4

Can the Google Speech API be configured to only return numbers and letters, as opposed to full words?

The use case is translating Canadian postal codes. Ex. M 1 B 0 R 3. Google may return "Em 1 Be 0 Are 3"

We have tried:

  • Using speechContexts and feeding in letters A - Z, as individual phrases. This improved the accuracy for us. We did not have much success passing in individual numbers (ex 1, 2, 3).
  • Specifying the codec and sample rate of our WAV file using the encoding and sampleRateHertz configuration options. We saw no improvement in doing this as we believe Google already does a great job of auto-recognizing the the sample rate and encoding.

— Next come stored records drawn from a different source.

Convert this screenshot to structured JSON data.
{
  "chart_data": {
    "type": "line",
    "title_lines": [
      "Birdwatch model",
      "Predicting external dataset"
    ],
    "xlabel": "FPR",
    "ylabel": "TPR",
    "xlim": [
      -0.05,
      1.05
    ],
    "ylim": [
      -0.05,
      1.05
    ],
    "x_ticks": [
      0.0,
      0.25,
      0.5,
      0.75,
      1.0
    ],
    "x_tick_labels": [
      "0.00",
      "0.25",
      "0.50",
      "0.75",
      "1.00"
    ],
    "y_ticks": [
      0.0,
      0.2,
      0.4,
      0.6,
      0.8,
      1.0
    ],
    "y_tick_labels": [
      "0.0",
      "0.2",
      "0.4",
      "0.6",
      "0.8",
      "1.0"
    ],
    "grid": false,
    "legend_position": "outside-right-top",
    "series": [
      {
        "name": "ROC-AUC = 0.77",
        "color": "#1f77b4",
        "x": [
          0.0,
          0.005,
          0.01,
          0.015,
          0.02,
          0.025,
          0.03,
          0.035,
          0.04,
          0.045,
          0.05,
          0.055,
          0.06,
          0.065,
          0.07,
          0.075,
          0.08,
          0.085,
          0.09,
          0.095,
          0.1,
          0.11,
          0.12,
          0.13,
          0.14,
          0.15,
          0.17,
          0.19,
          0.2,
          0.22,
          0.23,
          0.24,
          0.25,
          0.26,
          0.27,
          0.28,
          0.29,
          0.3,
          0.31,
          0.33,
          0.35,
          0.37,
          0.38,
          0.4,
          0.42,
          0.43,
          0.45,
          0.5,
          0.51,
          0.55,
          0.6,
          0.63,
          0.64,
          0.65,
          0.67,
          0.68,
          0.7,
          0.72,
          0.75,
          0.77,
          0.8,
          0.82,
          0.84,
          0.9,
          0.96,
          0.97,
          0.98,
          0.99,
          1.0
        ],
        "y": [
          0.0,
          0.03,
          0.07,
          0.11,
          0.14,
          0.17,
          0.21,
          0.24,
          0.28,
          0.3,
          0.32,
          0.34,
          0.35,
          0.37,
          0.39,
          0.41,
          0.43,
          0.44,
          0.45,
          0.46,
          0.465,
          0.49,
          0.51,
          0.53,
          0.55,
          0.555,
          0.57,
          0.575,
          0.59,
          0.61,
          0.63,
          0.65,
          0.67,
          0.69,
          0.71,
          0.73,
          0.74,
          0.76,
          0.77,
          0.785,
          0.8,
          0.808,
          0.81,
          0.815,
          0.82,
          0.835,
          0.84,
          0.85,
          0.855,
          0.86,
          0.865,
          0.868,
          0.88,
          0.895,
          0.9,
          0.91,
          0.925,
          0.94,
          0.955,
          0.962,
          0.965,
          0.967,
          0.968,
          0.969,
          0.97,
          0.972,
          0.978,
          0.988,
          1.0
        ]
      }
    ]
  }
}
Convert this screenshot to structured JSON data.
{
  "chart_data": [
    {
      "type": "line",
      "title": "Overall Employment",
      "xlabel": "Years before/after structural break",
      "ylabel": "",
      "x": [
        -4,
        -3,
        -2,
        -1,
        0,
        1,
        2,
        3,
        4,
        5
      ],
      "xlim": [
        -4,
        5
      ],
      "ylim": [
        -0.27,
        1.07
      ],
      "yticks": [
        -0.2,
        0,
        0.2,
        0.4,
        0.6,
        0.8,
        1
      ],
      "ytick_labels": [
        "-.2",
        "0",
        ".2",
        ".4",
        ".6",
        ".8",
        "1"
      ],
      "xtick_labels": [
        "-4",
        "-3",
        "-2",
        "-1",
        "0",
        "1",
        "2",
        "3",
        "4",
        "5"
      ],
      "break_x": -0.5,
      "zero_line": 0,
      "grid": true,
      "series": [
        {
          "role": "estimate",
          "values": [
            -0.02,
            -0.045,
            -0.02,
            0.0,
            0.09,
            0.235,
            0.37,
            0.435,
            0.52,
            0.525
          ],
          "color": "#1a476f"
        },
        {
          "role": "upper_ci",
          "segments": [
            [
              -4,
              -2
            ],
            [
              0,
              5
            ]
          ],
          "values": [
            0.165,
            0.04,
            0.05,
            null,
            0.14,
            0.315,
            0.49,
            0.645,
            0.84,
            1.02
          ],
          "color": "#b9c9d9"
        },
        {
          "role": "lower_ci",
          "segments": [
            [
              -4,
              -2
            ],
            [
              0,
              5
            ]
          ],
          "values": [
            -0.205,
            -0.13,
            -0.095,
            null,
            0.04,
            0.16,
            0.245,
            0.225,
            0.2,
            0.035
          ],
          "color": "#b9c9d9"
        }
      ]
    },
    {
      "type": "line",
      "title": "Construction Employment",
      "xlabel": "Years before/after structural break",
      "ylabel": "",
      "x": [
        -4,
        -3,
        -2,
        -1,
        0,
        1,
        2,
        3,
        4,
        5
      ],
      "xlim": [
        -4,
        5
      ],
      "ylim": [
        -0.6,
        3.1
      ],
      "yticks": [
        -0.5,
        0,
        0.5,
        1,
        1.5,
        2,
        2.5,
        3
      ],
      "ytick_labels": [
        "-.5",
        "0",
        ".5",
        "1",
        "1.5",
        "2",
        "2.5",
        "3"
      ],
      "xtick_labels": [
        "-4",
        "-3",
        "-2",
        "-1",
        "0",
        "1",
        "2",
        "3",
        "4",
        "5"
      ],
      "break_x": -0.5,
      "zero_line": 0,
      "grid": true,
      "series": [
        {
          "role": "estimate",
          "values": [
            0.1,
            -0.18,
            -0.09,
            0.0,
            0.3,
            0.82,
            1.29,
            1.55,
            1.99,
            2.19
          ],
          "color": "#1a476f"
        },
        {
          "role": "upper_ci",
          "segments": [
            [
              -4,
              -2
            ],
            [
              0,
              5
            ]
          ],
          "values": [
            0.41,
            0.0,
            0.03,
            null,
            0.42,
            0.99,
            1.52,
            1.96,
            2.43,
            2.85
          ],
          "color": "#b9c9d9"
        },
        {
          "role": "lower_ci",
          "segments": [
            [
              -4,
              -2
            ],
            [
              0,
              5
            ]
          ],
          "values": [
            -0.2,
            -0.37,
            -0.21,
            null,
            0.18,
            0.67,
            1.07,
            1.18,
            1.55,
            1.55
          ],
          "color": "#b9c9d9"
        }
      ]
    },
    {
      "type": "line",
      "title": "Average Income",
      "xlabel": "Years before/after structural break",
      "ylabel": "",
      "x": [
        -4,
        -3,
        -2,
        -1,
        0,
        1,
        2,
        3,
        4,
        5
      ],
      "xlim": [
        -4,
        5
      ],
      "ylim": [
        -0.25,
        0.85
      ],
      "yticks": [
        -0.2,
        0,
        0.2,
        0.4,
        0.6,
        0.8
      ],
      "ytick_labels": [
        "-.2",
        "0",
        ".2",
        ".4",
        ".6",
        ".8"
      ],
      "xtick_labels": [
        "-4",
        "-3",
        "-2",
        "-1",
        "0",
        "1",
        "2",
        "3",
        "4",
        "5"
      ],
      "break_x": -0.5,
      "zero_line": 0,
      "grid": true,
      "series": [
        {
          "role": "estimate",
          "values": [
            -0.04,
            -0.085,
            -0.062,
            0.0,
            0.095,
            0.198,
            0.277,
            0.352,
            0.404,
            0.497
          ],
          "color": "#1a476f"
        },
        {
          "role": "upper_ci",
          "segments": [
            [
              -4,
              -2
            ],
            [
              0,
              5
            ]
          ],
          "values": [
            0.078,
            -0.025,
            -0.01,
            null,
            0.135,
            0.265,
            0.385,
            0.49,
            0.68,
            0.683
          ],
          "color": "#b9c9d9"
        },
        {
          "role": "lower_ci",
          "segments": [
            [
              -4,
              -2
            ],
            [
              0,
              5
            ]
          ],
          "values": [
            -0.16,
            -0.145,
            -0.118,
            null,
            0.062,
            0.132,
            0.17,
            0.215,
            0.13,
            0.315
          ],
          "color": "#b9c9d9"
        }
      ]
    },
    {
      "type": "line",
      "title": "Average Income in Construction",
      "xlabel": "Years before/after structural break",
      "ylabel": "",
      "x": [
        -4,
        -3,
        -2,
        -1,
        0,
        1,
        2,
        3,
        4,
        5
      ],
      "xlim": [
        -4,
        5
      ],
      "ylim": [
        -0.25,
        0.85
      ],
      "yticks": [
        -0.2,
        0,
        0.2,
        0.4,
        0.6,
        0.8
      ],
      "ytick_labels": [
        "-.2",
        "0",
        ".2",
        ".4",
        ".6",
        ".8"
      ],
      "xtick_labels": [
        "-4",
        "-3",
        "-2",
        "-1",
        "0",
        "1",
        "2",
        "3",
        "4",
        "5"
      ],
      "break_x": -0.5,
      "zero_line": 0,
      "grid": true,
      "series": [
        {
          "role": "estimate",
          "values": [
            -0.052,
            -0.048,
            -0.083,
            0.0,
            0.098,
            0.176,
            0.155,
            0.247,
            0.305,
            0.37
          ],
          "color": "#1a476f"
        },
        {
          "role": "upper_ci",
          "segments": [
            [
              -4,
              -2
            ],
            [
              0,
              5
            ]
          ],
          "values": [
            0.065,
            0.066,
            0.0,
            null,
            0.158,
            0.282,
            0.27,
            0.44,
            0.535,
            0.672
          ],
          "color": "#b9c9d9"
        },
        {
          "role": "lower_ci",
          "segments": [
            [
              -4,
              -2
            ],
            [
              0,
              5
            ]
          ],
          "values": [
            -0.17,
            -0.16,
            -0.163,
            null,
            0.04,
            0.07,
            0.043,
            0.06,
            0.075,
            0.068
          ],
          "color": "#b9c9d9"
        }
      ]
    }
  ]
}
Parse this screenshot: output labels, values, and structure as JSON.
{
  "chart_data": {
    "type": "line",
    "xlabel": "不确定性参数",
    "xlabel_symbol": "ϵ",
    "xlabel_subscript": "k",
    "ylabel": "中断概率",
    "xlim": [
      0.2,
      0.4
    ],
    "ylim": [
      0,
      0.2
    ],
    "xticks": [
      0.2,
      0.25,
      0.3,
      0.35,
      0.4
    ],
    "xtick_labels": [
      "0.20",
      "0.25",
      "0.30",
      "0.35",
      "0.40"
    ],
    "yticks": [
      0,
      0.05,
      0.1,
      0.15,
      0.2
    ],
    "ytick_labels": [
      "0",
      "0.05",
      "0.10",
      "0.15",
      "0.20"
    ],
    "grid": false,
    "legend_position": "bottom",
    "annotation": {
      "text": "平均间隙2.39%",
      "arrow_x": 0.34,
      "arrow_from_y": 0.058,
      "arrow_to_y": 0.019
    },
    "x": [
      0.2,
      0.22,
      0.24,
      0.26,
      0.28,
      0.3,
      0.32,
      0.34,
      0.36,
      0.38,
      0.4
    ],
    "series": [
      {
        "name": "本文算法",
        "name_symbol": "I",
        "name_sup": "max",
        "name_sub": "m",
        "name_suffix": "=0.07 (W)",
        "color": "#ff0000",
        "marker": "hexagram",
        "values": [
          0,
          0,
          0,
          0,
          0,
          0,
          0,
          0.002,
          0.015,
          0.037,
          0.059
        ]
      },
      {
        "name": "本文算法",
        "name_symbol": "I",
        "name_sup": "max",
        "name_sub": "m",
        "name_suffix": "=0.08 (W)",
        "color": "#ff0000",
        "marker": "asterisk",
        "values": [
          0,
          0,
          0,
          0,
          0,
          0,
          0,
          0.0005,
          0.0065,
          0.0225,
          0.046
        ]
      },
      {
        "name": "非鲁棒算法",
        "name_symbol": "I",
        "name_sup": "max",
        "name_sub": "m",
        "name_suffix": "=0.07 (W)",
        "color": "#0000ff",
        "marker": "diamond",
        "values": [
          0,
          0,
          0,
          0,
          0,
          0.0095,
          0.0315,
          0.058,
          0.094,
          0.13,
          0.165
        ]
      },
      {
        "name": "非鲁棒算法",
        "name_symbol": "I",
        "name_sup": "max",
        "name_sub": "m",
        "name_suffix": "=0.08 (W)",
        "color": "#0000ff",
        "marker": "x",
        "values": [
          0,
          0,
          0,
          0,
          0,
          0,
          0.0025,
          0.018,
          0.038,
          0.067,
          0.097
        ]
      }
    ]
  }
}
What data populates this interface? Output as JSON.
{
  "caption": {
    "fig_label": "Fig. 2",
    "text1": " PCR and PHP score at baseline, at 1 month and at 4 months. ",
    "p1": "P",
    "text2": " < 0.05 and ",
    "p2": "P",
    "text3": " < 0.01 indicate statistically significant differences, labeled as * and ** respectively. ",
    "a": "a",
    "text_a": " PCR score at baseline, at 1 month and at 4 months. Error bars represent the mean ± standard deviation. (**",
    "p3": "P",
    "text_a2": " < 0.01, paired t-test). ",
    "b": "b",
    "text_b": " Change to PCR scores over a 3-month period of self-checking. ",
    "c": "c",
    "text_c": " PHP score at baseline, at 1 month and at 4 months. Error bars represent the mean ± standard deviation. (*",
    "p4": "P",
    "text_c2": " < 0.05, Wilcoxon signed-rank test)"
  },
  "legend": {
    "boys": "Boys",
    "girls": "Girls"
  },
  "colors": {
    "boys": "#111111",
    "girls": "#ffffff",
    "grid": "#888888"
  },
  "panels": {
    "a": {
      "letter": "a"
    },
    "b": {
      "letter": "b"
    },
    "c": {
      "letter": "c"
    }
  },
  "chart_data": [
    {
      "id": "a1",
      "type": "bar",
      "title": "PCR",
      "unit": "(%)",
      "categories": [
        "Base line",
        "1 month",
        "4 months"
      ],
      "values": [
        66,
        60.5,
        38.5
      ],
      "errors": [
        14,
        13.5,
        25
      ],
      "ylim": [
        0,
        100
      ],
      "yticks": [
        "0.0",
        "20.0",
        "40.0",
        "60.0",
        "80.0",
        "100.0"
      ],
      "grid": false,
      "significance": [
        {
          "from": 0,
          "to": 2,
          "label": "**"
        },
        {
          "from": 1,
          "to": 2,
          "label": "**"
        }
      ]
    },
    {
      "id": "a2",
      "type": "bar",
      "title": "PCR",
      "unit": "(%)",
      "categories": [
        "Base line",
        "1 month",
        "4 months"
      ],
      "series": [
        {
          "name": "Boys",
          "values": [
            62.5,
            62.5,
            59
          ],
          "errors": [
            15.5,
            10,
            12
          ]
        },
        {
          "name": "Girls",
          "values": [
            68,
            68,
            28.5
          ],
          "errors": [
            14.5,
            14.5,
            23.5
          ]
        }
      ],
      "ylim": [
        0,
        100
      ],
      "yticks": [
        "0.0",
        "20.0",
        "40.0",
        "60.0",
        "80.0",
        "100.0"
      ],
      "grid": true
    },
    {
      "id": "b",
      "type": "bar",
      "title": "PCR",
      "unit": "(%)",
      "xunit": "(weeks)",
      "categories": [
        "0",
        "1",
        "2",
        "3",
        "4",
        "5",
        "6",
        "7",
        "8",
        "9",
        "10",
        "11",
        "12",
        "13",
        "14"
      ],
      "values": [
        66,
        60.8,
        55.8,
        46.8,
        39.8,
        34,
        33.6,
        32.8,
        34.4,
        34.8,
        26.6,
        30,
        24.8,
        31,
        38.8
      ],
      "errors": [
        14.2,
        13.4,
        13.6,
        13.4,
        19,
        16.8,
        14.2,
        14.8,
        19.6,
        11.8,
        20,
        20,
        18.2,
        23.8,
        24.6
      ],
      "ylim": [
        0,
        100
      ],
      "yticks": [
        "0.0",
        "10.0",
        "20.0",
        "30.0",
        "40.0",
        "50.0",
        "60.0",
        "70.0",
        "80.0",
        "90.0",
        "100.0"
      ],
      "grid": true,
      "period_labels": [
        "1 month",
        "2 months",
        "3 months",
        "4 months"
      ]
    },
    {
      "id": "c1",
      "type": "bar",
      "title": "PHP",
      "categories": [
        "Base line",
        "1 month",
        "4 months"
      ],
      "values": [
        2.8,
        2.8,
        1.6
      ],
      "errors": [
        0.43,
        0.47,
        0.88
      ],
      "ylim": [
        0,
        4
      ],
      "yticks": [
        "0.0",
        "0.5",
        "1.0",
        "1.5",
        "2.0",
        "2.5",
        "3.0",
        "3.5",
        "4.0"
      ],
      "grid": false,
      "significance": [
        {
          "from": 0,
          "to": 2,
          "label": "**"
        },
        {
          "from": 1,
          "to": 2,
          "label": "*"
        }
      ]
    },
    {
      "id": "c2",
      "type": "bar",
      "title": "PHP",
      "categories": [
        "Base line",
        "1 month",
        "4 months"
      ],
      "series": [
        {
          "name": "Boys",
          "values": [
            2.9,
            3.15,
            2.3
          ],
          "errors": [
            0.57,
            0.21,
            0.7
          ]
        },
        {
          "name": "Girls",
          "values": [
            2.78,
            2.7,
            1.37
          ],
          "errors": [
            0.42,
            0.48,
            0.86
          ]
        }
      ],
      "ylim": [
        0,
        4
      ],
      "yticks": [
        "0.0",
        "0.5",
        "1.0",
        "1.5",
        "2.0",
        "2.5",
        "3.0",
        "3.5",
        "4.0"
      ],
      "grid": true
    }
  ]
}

Our audio file is 8000hz and encoded with "M-ULAW". We have no flexibility in changing the sample rate or encoding.

Is there a way to get a more accurate response from Google for this use case? Even ideas for better speechContexts phrases are welcome.

Thank you

Bobby Bruce
  • 341
  • 5
  • 12
  • 1
    And what is your current accuracy? – Nikolay Shmyrev Jul 25 '17 at 21:09
  • 1
    You also asked https://stackoverflow.com/questions/45312110/can-microsoft-bing-speech-be-configured-to-return-only-numbers-letters – Nikolay Shmyrev Jul 26 '17 at 17:11
  • 1
    In such a case it is better to train open source recognizer, it will be much more responsive too. – Nikolay Shmyrev Jul 26 '17 at 17:12
  • I presume you are referring to a tool such as CMUSphinx, which I see you are a developer for. I can give this a shot, as this is a greenfield project. – Bobby Bruce Jul 27 '17 at 13:29
  • Yes - I did ask the same question as I've been testing with Bing Speech as well. That question is slightly different though, as i believe Microsoft offers more granular controls, or "scenarios", to interpret speech. My current accuracy is poor - about 35% match rate. – Bobby Bruce Jul 27 '17 at 13:31
  • I gave an answer at https://stackoverflow.com/questions/45312110/can-microsoft-bing-speech-be-configured-to-return-only-numbers-letters/45360883#45360883 I'm going to flag this one as a duplicate. Go ahead and edit your first question to include more information if you want. – John Wiseman Jul 27 '17 at 22:41
  • Possible duplicate of [Can Microsoft Bing Speech be configured to return only numbers / letters?](https://stackoverflow.com/questions/45312110/can-microsoft-bing-speech-be-configured-to-return-only-numbers-letters) – John Wiseman Jul 27 '17 at 22:42
  • @JohnWiseman these are two similar questions, but discuss two very different APIs – Bobby Bruce Jul 28 '17 at 12:06
  • @BobbyBruce did you find a solution ? – Ivan Fontalvo Apr 17 '20 at 02:52

1 Answers1

1

We are experiencing the same results, we would love to have a syntax based "context" suggestion or a parameter to force only digit return variable.

Changes in api version isn't fixing the way the digits are recognised, not even using model: phone_call.

What actually was better for recognising some kind of numbers, was to switch to en_US locale and that in turn forced the recognition engine to identify a list of numbers as a phone. So it was returned in phone-like syntax with +XXX-XXX-XXX-XXXX and this made detection really really good.

So I don't understand why Google has syntax matching behind the curtains and doesn't make it available through their api.